The modern defence force is increasingly reliant on civilians, contractors and personnel from other government agencies. None of these fit the description of regular force. In an era of flexible working arrangements, neither can full-time be equated with RF as there are RF personnel on part-time contracts and Reservists on full-time contracts. All are eligible for superannuation and identical rates of pay. The modern battlefield couldn’t operate without civilian contractors but you can’t claim that a logistics company operating in a war zone supporting NZ troops for profit is RF.

Some commentators have tried to steer the discussion toward a “Professional Force”. There’s no doubt that, in theory, the profession of arms meets criteria such as:

  • An apprenticeship and higher learning
  • A governing body that is self-disciplining
  • An ethical basis from which to act
  • Performs a service that is essential to society
  • Is paid for the service it provides.

However, these criteria are met equally by full and part-time uniformed and civilian defence personnel. A doctor, for instance, doesn’t cease to be a professional if they only treat patients 3 days a week. To equate RF with professional requires you to ignore workforce turnover. Very few defence personnel serve their entire working lives in the forces with many leaving after only a few years. At what point, in terms of service, does someone become a professional?

The main problem with the use of the term RF is that it has become a ‘caste mark’ – an assumed mantle of ‘better’ that is completely without foundation but staunchly protected with hubris. I have served in the RF, TF and as a Defence civilian (university lecturer). I have seen at first hand, the passive aggressive behaviour that undermines the organisation. Defence forces are made up of tribes – corps, regiments, squadrons and ship’s companies. The pride that is generated directly contributes to morale and therefore combat power. However, there is a tipping point, and we are there. As technology replaces humans, enlarges battlespace and enables threats that didn’t exist a few years ago it’s vital that we remove barriers to the generation of optimum national power if we are to protect our way of life.
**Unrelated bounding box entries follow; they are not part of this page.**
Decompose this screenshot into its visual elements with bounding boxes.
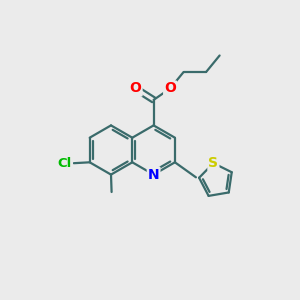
Text: N: N: [148, 168, 159, 182]
Text: O: O: [130, 82, 142, 95]
Text: Cl: Cl: [58, 157, 72, 170]
Text: S: S: [208, 156, 218, 170]
Text: O: O: [164, 82, 176, 95]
Some commanders understand this but few act on it as their own career advancement requires keeping in step with peers. Perhaps it will require another well-placed political question? Maybe we need to fundamentally rethink what is valuable in a modern defence force. There are many full-time personnel in so-called ‘combat roles’ who are unsuited to the task. Likewise, there are some true warriors wearing suits in Defence HQ, operating combat service support functions or putting on a uniform for a couple of days a month. Our challenge, as a nation, is to get the best from all of them.

Does the term Regular Force need a replacement? No. All that our defence workforce systems require is a means of showing what contract/nature of service the individual is currently engaged on. A Defence Amendment Bill is required to update the statutes – perhaps this could be added to the current Bill that has been languishing on the Order Paper since 2011?